A selected work from Two-Headed Nightingale:
Already, winter makes a corpse of things.
Snow reshapes what frost has taken. You’ve lost
interest in letters. So let sunrise come.
Let smoke grow darker by the light of day—
what I could spare of you I’ve burned already.
The fencepost needs repair. Let sunrise come.
Let panels of light make thirsty the ice-
caked stump of oak. Let the sky go empty
as December’s intimations, when in snow
we fashioned ourselves side by side as fallen
angels: yours, the greater wingspan; my outline
barely reaching. Daybreak. I lay my body down
in powder. Roots torque up through the chest’s
blankness, snarl of knots unloosed.

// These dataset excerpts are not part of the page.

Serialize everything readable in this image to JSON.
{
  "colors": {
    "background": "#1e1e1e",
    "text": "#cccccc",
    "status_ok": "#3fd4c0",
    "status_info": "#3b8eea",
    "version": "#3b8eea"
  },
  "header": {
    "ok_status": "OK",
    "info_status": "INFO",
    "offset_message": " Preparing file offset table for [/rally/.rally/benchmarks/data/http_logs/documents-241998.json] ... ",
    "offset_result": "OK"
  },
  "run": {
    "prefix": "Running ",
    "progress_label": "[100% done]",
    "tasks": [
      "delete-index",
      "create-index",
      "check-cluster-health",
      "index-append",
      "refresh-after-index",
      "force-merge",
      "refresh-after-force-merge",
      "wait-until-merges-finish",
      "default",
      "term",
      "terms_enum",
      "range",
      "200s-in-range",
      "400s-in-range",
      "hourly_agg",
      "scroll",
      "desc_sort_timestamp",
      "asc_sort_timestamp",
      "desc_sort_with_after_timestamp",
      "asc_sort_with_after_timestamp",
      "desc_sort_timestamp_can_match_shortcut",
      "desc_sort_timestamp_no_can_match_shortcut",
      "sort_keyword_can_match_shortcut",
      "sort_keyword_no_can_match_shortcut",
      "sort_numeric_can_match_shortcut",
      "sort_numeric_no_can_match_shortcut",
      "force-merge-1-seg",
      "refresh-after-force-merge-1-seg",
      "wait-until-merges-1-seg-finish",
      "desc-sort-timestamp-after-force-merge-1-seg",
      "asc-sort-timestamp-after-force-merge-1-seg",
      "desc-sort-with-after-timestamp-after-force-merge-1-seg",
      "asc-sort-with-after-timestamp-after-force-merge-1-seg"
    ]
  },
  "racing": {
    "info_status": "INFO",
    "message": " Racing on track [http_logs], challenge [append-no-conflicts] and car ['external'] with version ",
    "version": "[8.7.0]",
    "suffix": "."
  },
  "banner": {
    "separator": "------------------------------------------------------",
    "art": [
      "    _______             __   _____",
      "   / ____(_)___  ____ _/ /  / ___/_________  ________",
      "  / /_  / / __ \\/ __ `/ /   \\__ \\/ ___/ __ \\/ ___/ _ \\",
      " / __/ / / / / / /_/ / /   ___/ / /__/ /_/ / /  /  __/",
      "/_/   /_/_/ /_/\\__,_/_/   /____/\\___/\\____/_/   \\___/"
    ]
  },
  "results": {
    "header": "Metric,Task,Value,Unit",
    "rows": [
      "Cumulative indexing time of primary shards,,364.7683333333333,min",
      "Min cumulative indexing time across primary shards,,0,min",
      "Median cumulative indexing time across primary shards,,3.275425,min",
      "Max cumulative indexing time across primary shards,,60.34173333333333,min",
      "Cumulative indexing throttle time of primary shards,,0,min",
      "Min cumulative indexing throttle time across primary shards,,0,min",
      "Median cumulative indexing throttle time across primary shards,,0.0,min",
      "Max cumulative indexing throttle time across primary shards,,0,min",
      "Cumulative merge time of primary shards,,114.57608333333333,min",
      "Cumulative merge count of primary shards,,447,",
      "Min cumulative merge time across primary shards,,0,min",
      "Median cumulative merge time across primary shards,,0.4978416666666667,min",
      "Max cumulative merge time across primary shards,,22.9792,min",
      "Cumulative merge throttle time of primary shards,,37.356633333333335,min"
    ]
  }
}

What comes,
on parting you insisted, will come. Ice splits,
in the distance. What breaks will break. Let it.
You can find Shara Lessley on Facebook and on her blog innsarenotresidencies.blogspot.com. Two-Headed Nightingale is available at Amazon, Powell’s, Barnes & Noble, and other booksellers.
Shara Lessley is a former Wallace Stegner Fellow in Poetry at Stanford University. Her most recent awards include an Artist Fellowship from the State of North Carolina, the Diane Middlebrook Poetry Fellowship from the Wisconsin Institute for Creative Writing, an Olive B. O’Connor Fellowship from Colgate University, the Reginald S. Tickner Fellowship from the Gilman School, the 2006 “Discovery”/The Nation prize, and Isotope’s 2009 Editor’s Prize. Shara’s poems have appeared in Ploughshares, The Kenyon Review, Threepenny Review, The Southern Review, and The Missouri Review, among others. A recipient of scholarships from ArtsBridge and Bread Loaf, as well as the Moondancer Fellowship in Nature and Outdoor Writing from The Writers’ Colony at Dairy Hollow, Shara holds an MFA from University of Maryland. She currently lives in Amman, Jordan.